A regional VC-backed startup selling itself to a bigger rival for billions of dollars is usually viewed as a big win in itself: The founders get a windfall, while investors are rewarded for their show of faith.
But Careem CEO and cofounder Mudassir Sheikha hopes that selling his ride-hailing company to Uber for north of $3.1 billion will deliver much more than a big payday — he views the transaction as a “lift-off moment for the region,” one that could put the Middle East’s startups on international investors’ radar.
“Every ecosystem needs a landmark transaction, and we hope this will be ours,” Sheikha said in an open letter to Careem’s workforce today.
The story so far
Founded in 2012, Dubai-based Careem today claims more than 30 million users across 14 markets, with a strong focus on the Middle East. And the company had raised around $770 million before Uber came a-callin’.
Reports that Uber was looking at a merger with Careem surfaced last July, and Uber was rumored to be in advanced talks to buy Careem outright last month. Last weekend, reports that a deal was soon to be announced intensified, culminating in yesterday’s confirmation from Uber.
In effect, this deal was the better part of a year in the making — and it might not have happened at all were it not for Uber CEO Dara Khosrowshahi’s inclusive attitude and “empowering leadership style,” as Sheikha puts it. Careem was initially hesitant to join forces with Uber, but Khosrowshahi’s willingness to allow Careem to retain its own brand and identity and essentially continue normal operations was key to sealing the deal.
“At first, the Uber option did not make much sense to us,” Sheikha said. “Yet over many talks with Dara, we developed a stronger relationship with him and his team — it felt different. It was clear they had a deeper appreciation of the platform opportunity in markets like the Middle East and had realized that capturing the opportunity would most likely require a focused local operator.”
So rather than following the well-worn route of Silicon Valley companies wresting control of a company from its local founders, Khosrowshahi chose not to mess with the elements that had created Careem’s success — the local knowledge and experience of its team.
“He spoke from a position of respect and focused primarily on how we could join forces to go after the bigger opportunity to transform the region,” Sheikha added.
It’s clear that Careem values the impact it is having in the MENA region (Middle East and North Africa), something Sheikha refers to numerous times in his letter: “Our combined scale and resources means we can simplify and improve the lives of more people in the region.” But beyond the world of ride-hailing and transport logistics, Sheikha wants the Uber deal to kickstart something much bigger.

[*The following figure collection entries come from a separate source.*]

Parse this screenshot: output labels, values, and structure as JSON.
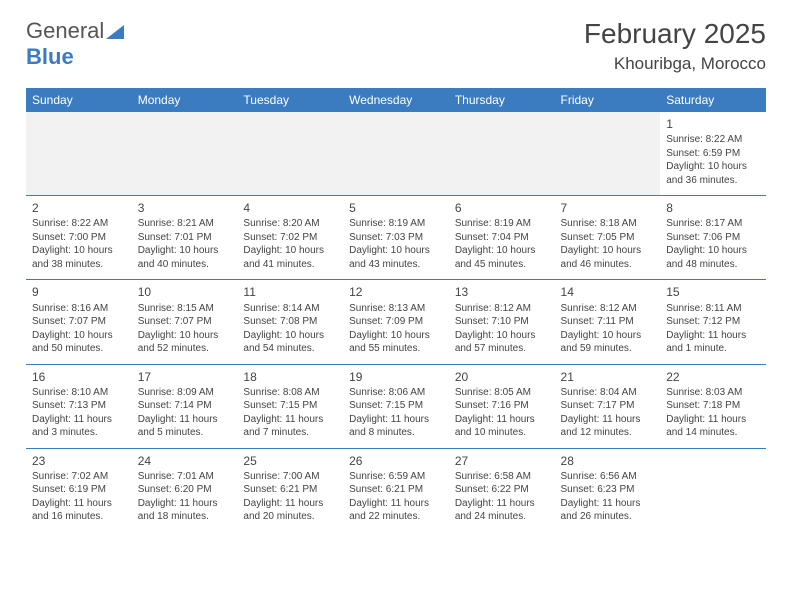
{
  "logo": {
    "part1": "General",
    "part2": "Blue"
  },
  "title": "February 2025",
  "location": "Khouribga, Morocco",
  "colors": {
    "header_bg": "#3b7bbf",
    "header_text": "#ffffff",
    "cell_border": "#3b7bbf",
    "empty_bg": "#f2f2f2",
    "text": "#444444",
    "page_bg": "#ffffff"
  },
  "weekdays": [
    "Sunday",
    "Monday",
    "Tuesday",
    "Wednesday",
    "Thursday",
    "Friday",
    "Saturday"
  ],
  "weeks": [
    [
      null,
      null,
      null,
      null,
      null,
      null,
      {
        "n": "1",
        "sr": "Sunrise: 8:22 AM",
        "ss": "Sunset: 6:59 PM",
        "d1": "Daylight: 10 hours",
        "d2": "and 36 minutes."
      }
    ],
    [
      {
        "n": "2",
        "sr": "Sunrise: 8:22 AM",
        "ss": "Sunset: 7:00 PM",
        "d1": "Daylight: 10 hours",
        "d2": "and 38 minutes."
      },
      {
        "n": "3",
        "sr": "Sunrise: 8:21 AM",
        "ss": "Sunset: 7:01 PM",
        "d1": "Daylight: 10 hours",
        "d2": "and 40 minutes."
      },
      {
        "n": "4",
        "sr": "Sunrise: 8:20 AM",
        "ss": "Sunset: 7:02 PM",
        "d1": "Daylight: 10 hours",
        "d2": "and 41 minutes."
      },
      {
        "n": "5",
        "sr": "Sunrise: 8:19 AM",
        "ss": "Sunset: 7:03 PM",
        "d1": "Daylight: 10 hours",
        "d2": "and 43 minutes."
      },
      {
        "n": "6",
        "sr": "Sunrise: 8:19 AM",
        "ss": "Sunset: 7:04 PM",
        "d1": "Daylight: 10 hours",
        "d2": "and 45 minutes."
      },
      {
        "n": "7",
        "sr": "Sunrise: 8:18 AM",
        "ss": "Sunset: 7:05 PM",
        "d1": "Daylight: 10 hours",
        "d2": "and 46 minutes."
      },
      {
        "n": "8",
        "sr": "Sunrise: 8:17 AM",
        "ss": "Sunset: 7:06 PM",
        "d1": "Daylight: 10 hours",
        "d2": "and 48 minutes."
      }
    ],
    [
      {
        "n": "9",
        "sr": "Sunrise: 8:16 AM",
        "ss": "Sunset: 7:07 PM",
        "d1": "Daylight: 10 hours",
        "d2": "and 50 minutes."
      },
      {
        "n": "10",
        "sr": "Sunrise: 8:15 AM",
        "ss": "Sunset: 7:07 PM",
        "d1": "Daylight: 10 hours",
        "d2": "and 52 minutes."
      },
      {
        "n": "11",
        "sr": "Sunrise: 8:14 AM",
        "ss": "Sunset: 7:08 PM",
        "d1": "Daylight: 10 hours",
        "d2": "and 54 minutes."
      },
      {
        "n": "12",
        "sr": "Sunrise: 8:13 AM",
        "ss": "Sunset: 7:09 PM",
        "d1": "Daylight: 10 hours",
        "d2": "and 55 minutes."
      },
      {
        "n": "13",
        "sr": "Sunrise: 8:12 AM",
        "ss": "Sunset: 7:10 PM",
        "d1": "Daylight: 10 hours",
        "d2": "and 57 minutes."
      },
      {
        "n": "14",
        "sr": "Sunrise: 8:12 AM",
        "ss": "Sunset: 7:11 PM",
        "d1": "Daylight: 10 hours",
        "d2": "and 59 minutes."
      },
      {
        "n": "15",
        "sr": "Sunrise: 8:11 AM",
        "ss": "Sunset: 7:12 PM",
        "d1": "Daylight: 11 hours",
        "d2": "and 1 minute."
      }
    ],
    [
      {
        "n": "16",
        "sr": "Sunrise: 8:10 AM",
        "ss": "Sunset: 7:13 PM",
        "d1": "Daylight: 11 hours",
        "d2": "and 3 minutes."
      },
      {
        "n": "17",
        "sr": "Sunrise: 8:09 AM",
        "ss": "Sunset: 7:14 PM",
        "d1": "Daylight: 11 hours",
        "d2": "and 5 minutes."
      },
      {
        "n": "18",
        "sr": "Sunrise: 8:08 AM",
        "ss": "Sunset: 7:15 PM",
        "d1": "Daylight: 11 hours",
        "d2": "and 7 minutes."
      },
      {
        "n": "19",
        "sr": "Sunrise: 8:06 AM",
        "ss": "Sunset: 7:15 PM",
        "d1": "Daylight: 11 hours",
        "d2": "and 8 minutes."
      },
      {
        "n": "20",
        "sr": "Sunrise: 8:05 AM",
        "ss": "Sunset: 7:16 PM",
        "d1": "Daylight: 11 hours",
        "d2": "and 10 minutes."
      },
      {
        "n": "21",
        "sr": "Sunrise: 8:04 AM",
        "ss": "Sunset: 7:17 PM",
        "d1": "Daylight: 11 hours",
        "d2": "and 12 minutes."
      },
      {
        "n": "22",
        "sr": "Sunrise: 8:03 AM",
        "ss": "Sunset: 7:18 PM",
        "d1": "Daylight: 11 hours",
        "d2": "and 14 minutes."
      }
    ],
    [
      {
        "n": "23",
        "sr": "Sunrise: 7:02 AM",
        "ss": "Sunset: 6:19 PM",
        "d1": "Daylight: 11 hours",
        "d2": "and 16 minutes."
      },
      {
        "n": "24",
        "sr": "Sunrise: 7:01 AM",
        "ss": "Sunset: 6:20 PM",
        "d1": "Daylight: 11 hours",
        "d2": "and 18 minutes."
      },
      {
        "n": "25",
        "sr": "Sunrise: 7:00 AM",
        "ss": "Sunset: 6:21 PM",
        "d1": "Daylight: 11 hours",
        "d2": "and 20 minutes."
      },
      {
        "n": "26",
        "sr": "Sunrise: 6:59 AM",
        "ss": "Sunset: 6:21 PM",
        "d1": "Daylight: 11 hours",
        "d2": "and 22 minutes."
      },
      {
        "n": "27",
        "sr": "Sunrise: 6:58 AM",
        "ss": "Sunset: 6:22 PM",
        "d1": "Daylight: 11 hours",
        "d2": "and 24 minutes."
      },
      {
        "n": "28",
        "sr": "Sunrise: 6:56 AM",
        "ss": "Sunset: 6:23 PM",
        "d1": "Daylight: 11 hours",
        "d2": "and 26 minutes."
      },
      null
    ]
  ]
}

Excluding Israel, which has traditionally claimed a more mature startup ecosystem, the Middle East isn’t a region that garners headlines for big-buck exits or investments. There have been a few, of course, such as Amazon’s $580 million acquisition of Middle East rival Souq.com in 2017 and Yahoo shelling out a reported $164 million for Jordan’s Maktoob in 2009.
The MENA region is growing in terms of venture capital investment, however. A recent startup funding report found that 2018 heralded a record amount of investment into MENA companies, up 31 percent year-on-year to $893 million. California-based seed fund and accelerator 500 Startups is among the most active investors in the region, certainly in terms of early-stage rounds — just yesterday it closed its first MENA fund at $33 million.
Other notable international investors to enter MENA last year include New York-based General Atlantic, which led a $120 million investment in UAE-based Property Finder in late 2018, and China’s Gobi Partners, which led a $16 million investment in UAE’s Holidayme. Palo Alto’s Accel also invested in Holidayme back in 2016.
MENA startups already have some of the elements needed to flourish, and big exits in the region will only create more millionaires and billionaires, which can lead to more angel investors and further stoke the fire. For now, Sheikha seems content that Careem has helped put MENA in the spotlight, which could lead to more immediate investment opportunities for other companies in the region.
“A transaction of this magnitude puts the region’s emerging technology ecosystem squarely on the map of regional and foreign investors,” Sheikha said. “It will radically and irreversibly enhance the support and funding opportunities for local entrepreneurs.”